Ao comparar, nas diferentes culturas, variáveis como viabilidade celular, proliferação e mecanismos de morte celular, os pesquisadores observaram que o ácido betulínico apresentou maior citotoxicidade, o que, segundo Baptista, está relacionado a sua maior eficiência em causar dano na membrana de organelas. Já a membrana plasmática, que reveste a célula, foi preservada.
“A molécula de ácido betulínico possui uma estrutura mais plana e, por esse motivo, consegue penetrar melhor na membrana da mitocôndria e do lisossomo, induzindo de forma eficiente a morte com autofagia. Já a molécula de ácido oleanólico, por possuir uma espécie de dobra em sua estrutura, tem mais dificuldade para interagir com a membrana das organelas e não induz morte com autofagia”, contou Baptista.

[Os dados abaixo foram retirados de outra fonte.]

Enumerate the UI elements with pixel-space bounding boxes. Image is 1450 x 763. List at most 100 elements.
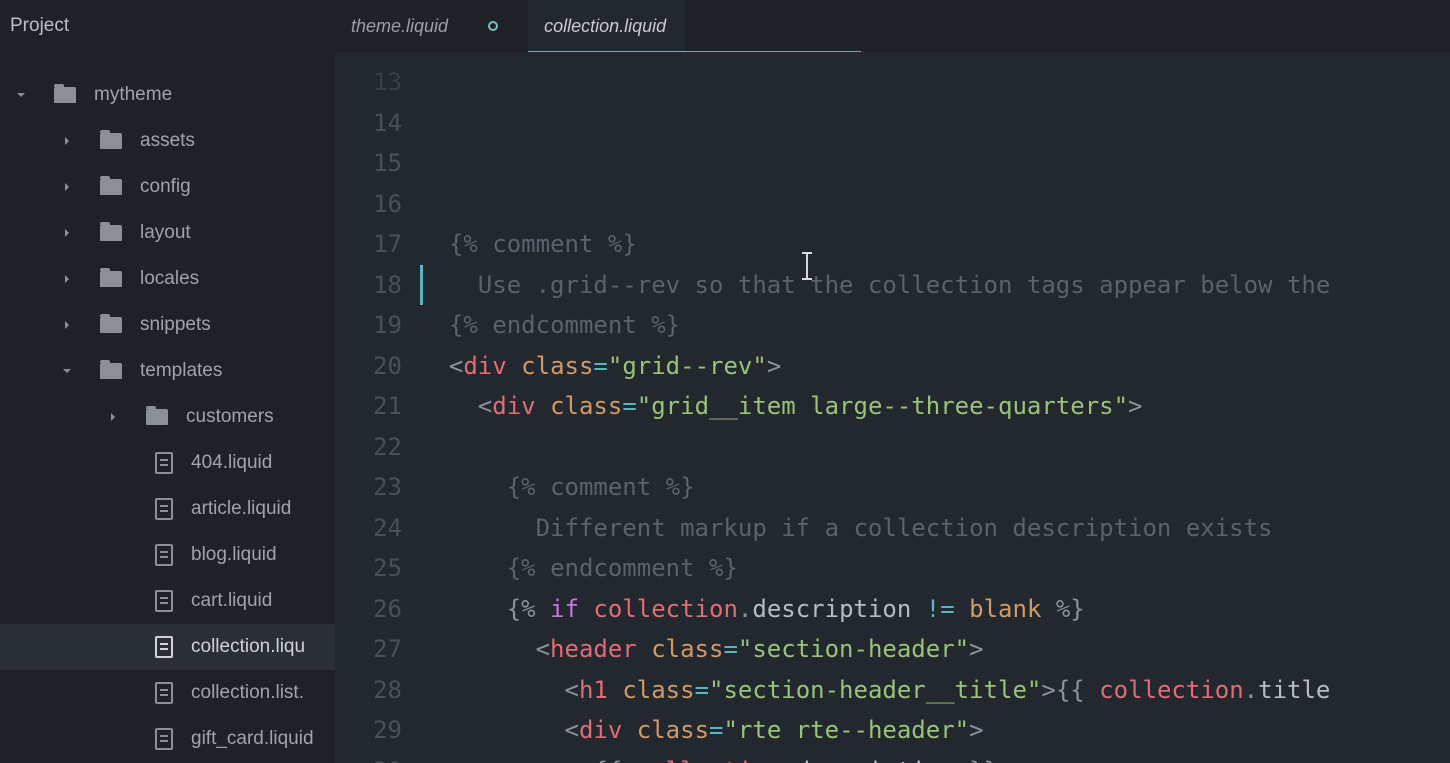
tab-label: theme.liquid xyxy=(351,16,448,37)
line-number: 14 xyxy=(335,103,402,144)
code-line[interactable]: <div class="rte rte--header"> xyxy=(420,710,1450,751)
folder-icon xyxy=(54,87,76,103)
code-line[interactable]: <header class="section-header"> xyxy=(420,629,1450,670)
tree-folder-templates[interactable]: templates xyxy=(0,348,335,394)
tree-label: cart.liquid xyxy=(191,590,272,612)
file-icon xyxy=(155,452,173,474)
file-icon xyxy=(155,590,173,612)
code-line[interactable]: <div class="grid--rev"> xyxy=(420,346,1450,387)
tree-label: mytheme xyxy=(94,84,172,106)
app-root: Project theme.liquid collection.liquid m… xyxy=(0,0,1450,763)
tree-root-mytheme[interactable]: mytheme xyxy=(0,72,335,118)
tree-file-gift-card[interactable]: gift_card.liquid xyxy=(0,716,335,762)
code-line[interactable]: {% if collection.description != blank %} xyxy=(420,589,1450,630)
line-number: 13 xyxy=(335,62,402,103)
chevron-right-icon xyxy=(60,228,74,238)
tree-label: config xyxy=(140,176,191,198)
line-number: 25 xyxy=(335,548,402,589)
line-number: 16 xyxy=(335,184,402,225)
tab-theme-liquid[interactable]: theme.liquid xyxy=(335,0,468,52)
tree-label: locales xyxy=(140,268,199,290)
tree-file-404[interactable]: 404.liquid xyxy=(0,440,335,486)
tree-file-article[interactable]: article.liquid xyxy=(0,486,335,532)
tab-bar: theme.liquid collection.liquid xyxy=(335,0,1450,52)
tree-label: templates xyxy=(140,360,222,382)
code-line[interactable]: {% comment %} xyxy=(420,467,1450,508)
line-number: 19 xyxy=(335,305,402,346)
tree-label: snippets xyxy=(140,314,211,336)
line-number: 23 xyxy=(335,467,402,508)
chevron-right-icon xyxy=(106,412,120,422)
tree-label: collection.list. xyxy=(191,682,304,704)
tree-label: customers xyxy=(186,406,274,428)
chevron-down-icon xyxy=(14,90,28,100)
folder-icon xyxy=(100,363,122,379)
tree-file-collection[interactable]: collection.liqu xyxy=(0,624,335,670)
chevron-right-icon xyxy=(60,320,74,330)
code-line[interactable]: Different markup if a collection descrip… xyxy=(420,508,1450,549)
file-tree[interactable]: mytheme assets config layout xyxy=(0,52,335,763)
chevron-right-icon xyxy=(60,136,74,146)
cursor-line-indicator xyxy=(420,265,423,306)
text-cursor-icon xyxy=(800,252,814,282)
tree-label: collection.liqu xyxy=(191,636,305,658)
code-line[interactable] xyxy=(420,427,1450,468)
line-number: 26 xyxy=(335,589,402,630)
file-icon xyxy=(155,636,173,658)
code-line[interactable]: {{ collection.description }} xyxy=(420,751,1450,763)
code-line[interactable]: {% comment %} xyxy=(420,224,1450,265)
body-split: mytheme assets config layout xyxy=(0,52,1450,763)
tree-folder-config[interactable]: config xyxy=(0,164,335,210)
tree-folder-snippets[interactable]: snippets xyxy=(0,302,335,348)
code-line[interactable]: {% endcomment %} xyxy=(420,305,1450,346)
folder-icon xyxy=(100,133,122,149)
tree-folder-customers[interactable]: customers xyxy=(0,394,335,440)
chevron-right-icon xyxy=(60,182,74,192)
modified-indicator-icon xyxy=(488,21,498,31)
line-number: 18 xyxy=(335,265,402,306)
file-icon xyxy=(155,728,173,750)
line-number: 22 xyxy=(335,427,402,468)
folder-icon xyxy=(100,271,122,287)
line-number: 17 xyxy=(335,224,402,265)
tree-file-cart[interactable]: cart.liquid xyxy=(0,578,335,624)
file-icon xyxy=(155,544,173,566)
line-number: 28 xyxy=(335,670,402,711)
line-number: 21 xyxy=(335,386,402,427)
code-line[interactable]: <div class="grid__item large--three-quar… xyxy=(420,386,1450,427)
tree-folder-assets[interactable]: assets xyxy=(0,118,335,164)
code-editor[interactable]: 131415161718192021222324252627282930 {% … xyxy=(335,52,1450,763)
line-number: 27 xyxy=(335,629,402,670)
code-area[interactable]: {% comment %} Use .grid--rev so that the… xyxy=(420,52,1450,763)
tree-file-blog[interactable]: blog.liquid xyxy=(0,532,335,578)
code-line[interactable]: Use .grid--rev so that the collection ta… xyxy=(420,265,1450,306)
code-line[interactable]: {% endcomment %} xyxy=(420,548,1450,589)
tree-label: 404.liquid xyxy=(191,452,272,474)
tree-file-collection-list[interactable]: collection.list. xyxy=(0,670,335,716)
tree-label: assets xyxy=(140,130,195,152)
tab-collection-liquid[interactable]: collection.liquid xyxy=(528,0,686,52)
tree-folder-layout[interactable]: layout xyxy=(0,210,335,256)
line-number: 30 xyxy=(335,751,402,763)
tree-label: article.liquid xyxy=(191,498,291,520)
line-number: 29 xyxy=(335,710,402,751)
folder-icon xyxy=(100,179,122,195)
line-number: 15 xyxy=(335,143,402,184)
tab-label: collection.liquid xyxy=(544,16,666,37)
tree-folder-locales[interactable]: locales xyxy=(0,256,335,302)
project-label: Project xyxy=(0,15,335,37)
folder-icon xyxy=(146,409,168,425)
tree-label: gift_card.liquid xyxy=(191,728,314,750)
chevron-right-icon xyxy=(60,274,74,284)
chevron-down-icon xyxy=(60,366,74,376)
line-number: 24 xyxy=(335,508,402,549)
top-bar: Project theme.liquid collection.liquid xyxy=(0,0,1450,52)
file-icon xyxy=(155,682,173,704)
folder-icon xyxy=(100,317,122,333)
tree-label: layout xyxy=(140,222,191,244)
code-line[interactable]: <h1 class="section-header__title">{{ col… xyxy=(420,670,1450,711)
folder-icon xyxy=(100,225,122,241)
line-number: 20 xyxy=(335,346,402,387)
tree-label: blog.liquid xyxy=(191,544,277,566)
file-icon xyxy=(155,498,173,520)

Por meio de simulações computacionais feitas em parceria com pesquisadores da Universidade Federal do ABC (UFABC), o grupo da USP alterou o arranjo espacial da molécula de ácido oleanólico deixando a estrutura mais plana e observou que isso aumentava a interação com a membrana das organelas.
Na avaliação de Baptista, é provável que outros compostos capazes de causar o mesmo tipo de dano na membrana de organelas sejam eficientes em induzir a morte com autofagia e possam ser usados no combate ao câncer. “O interessante é que, por ser um dano físico, torna-se mais difícil o desenvolvimento de resistência celular”, disse.
Na avaliação do pesquisador, a descoberta pode auxiliar no screening de derivados do ácido betulínico com o objetivo de identificar qual seria o composto mais eficiente em induzir a morte com autofagia.
“Uma possibilidade seria, por meio de simulação computacional, testar a interação do composto com a membrana de organelas”, disse Baptista.
O trabalho publicado na Scientific Reports foi realizado em parceria com a pesquisadora Waleska K. Martins, que desenvolveu o seu pós-doutoramento no âmbito do Redoxoma e de um Projeto Temático coordenado por Baptista. Contou também com a participação de pesquisadores do Instituto Ludwig e do Instituto de Ciências Biomédicas (ICB) da USP, recebendo apoio parcial da Coordenação de Aperfeiçoamento de Pessoal de Nível Superior (Capes) e da Farma Service Bioextract.
O artigo Parallel damage in mitochondrial and lysosomal compartments promotes efficient cell death with autophagy: The case of the pentacyclic triterpenoids (DOI:10.1038/srep12425), de Waleska Martins, Maurício Baptista e outros, pode ser lido em www.nature.com/articles/srep12425.